Here's another possibility, from my GPL code at:
https://github.com/sandy-harris/maxwell

Not very efficient -- two each of 32-bit multiply & modulo
in most cases -- but provably good mixing.

/*
Quasi-Hadamard transform
My own invention

Goal is to mix a 32-bit object
so that each output bit depends
on every input bit

Underlying primitive is IDEA
multiplication which mixes
a pair of 16-bit objects

This is analogous to the
pseudo-Hadamard transform
(PHT) originally from the
SAFER cipher, later in
Twofish and others

Conceptually, a two-way PHT
on a,b is:

x = a + b
y = a + 2b
a = x
b = y

This is reversible; it loses
no information. Each output
word depends on both inputs.

A PHT can be implemented as

a += b
b += a

which is faster and avoids
using intermediate variables

QHT is the same thing using
IDEA multiplication instead
of addition, calculating a*b
and a*b^2 instead of a+b and
a+2b

IDEA multiplication operates
on 16-bit chunks and makes
every output bit depend on
all input bits.
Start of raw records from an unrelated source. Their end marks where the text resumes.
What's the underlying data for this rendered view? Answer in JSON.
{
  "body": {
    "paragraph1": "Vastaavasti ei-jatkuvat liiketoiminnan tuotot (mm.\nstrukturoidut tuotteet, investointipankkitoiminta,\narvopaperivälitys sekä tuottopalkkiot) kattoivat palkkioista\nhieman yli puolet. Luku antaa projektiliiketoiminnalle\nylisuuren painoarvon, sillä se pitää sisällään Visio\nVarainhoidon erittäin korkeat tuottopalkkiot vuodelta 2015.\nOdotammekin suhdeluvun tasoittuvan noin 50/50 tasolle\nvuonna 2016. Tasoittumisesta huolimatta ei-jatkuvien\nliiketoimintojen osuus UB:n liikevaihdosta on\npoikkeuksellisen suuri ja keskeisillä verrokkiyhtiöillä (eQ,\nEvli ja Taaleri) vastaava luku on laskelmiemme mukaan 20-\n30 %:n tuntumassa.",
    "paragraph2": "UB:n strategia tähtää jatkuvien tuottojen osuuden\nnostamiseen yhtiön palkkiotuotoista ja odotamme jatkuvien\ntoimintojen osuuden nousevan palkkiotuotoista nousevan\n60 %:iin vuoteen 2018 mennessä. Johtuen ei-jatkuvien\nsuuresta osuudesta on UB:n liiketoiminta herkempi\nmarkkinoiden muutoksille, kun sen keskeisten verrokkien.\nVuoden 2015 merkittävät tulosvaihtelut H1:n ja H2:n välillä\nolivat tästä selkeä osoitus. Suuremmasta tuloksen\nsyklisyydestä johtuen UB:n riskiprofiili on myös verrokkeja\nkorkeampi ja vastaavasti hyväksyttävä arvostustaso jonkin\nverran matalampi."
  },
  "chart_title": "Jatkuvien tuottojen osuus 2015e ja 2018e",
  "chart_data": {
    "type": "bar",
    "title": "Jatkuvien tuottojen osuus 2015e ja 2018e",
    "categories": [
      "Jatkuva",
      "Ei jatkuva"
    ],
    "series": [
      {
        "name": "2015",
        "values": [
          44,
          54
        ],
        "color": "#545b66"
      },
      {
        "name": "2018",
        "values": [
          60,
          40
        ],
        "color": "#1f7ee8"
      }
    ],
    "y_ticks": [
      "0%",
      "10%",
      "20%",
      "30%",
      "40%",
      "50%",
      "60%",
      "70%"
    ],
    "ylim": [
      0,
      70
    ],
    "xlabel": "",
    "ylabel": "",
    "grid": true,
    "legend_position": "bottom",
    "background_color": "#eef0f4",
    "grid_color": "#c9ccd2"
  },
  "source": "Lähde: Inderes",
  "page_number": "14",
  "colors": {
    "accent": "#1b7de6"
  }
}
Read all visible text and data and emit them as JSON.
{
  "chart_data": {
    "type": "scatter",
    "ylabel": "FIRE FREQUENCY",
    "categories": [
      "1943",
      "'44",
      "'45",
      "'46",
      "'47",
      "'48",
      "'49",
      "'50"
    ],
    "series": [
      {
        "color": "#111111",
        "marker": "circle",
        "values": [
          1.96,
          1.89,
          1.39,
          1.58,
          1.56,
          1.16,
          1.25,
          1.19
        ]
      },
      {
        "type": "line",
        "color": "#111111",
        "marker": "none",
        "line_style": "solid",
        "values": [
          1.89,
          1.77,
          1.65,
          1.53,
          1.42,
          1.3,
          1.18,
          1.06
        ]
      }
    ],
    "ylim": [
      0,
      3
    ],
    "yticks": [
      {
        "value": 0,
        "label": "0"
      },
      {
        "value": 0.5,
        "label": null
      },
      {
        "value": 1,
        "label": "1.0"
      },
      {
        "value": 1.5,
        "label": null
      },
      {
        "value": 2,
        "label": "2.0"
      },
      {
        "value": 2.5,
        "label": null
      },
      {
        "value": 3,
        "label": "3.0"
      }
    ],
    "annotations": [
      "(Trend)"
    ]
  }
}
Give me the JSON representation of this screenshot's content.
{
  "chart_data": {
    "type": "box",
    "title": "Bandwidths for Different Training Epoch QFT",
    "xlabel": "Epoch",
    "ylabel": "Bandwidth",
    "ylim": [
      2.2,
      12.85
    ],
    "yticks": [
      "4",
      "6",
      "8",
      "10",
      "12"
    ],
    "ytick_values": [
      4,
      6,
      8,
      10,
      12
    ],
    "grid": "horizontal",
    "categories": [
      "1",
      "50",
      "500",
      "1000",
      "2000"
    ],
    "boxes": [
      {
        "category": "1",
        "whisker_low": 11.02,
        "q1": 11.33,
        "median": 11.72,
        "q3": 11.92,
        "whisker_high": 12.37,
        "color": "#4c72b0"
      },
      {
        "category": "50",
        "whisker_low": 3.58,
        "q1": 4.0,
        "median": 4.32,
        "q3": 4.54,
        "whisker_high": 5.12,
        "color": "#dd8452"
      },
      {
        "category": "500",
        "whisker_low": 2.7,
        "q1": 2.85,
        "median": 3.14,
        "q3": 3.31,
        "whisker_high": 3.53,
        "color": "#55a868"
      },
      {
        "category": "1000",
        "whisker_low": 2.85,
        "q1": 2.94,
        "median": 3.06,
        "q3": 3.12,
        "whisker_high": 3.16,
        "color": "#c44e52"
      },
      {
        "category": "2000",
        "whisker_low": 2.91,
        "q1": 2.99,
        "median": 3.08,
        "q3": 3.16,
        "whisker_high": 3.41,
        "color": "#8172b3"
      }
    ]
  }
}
Therefore
QHT is close to an ideal
mixer for 32-bit words.
*/

u32 qht(u32 x)
{
u32 a, b ;
a = x >> 16 ; // high 16 bits
b = x & 0xffff ; // low 16
a = idea(a,b) ; // a *= b
b = idea(a,b) ; // b *= a
return( (a<<16) | b) ;
}

/*
IDEA multiplication
borrowed from the IDEA cipher
*/
#define MAX (1<<16)
#define MOD (MAX+1)

u32 idea(u32 a, u32 b)
{
u32 x ;
// make sure they are in range
a %= MOD ;
b %= MOD ;
// special cases
if( (a == 0) && (b == 0))
return(1) ;
else if( a == 0)
return(MOD - b) ;
else if( b == 0)
return(MOD - a) ;
// non-special
else {
x = (a*b) % MOD ;
if(x == MAX)
return(0) ;
else return(x) ;
}
}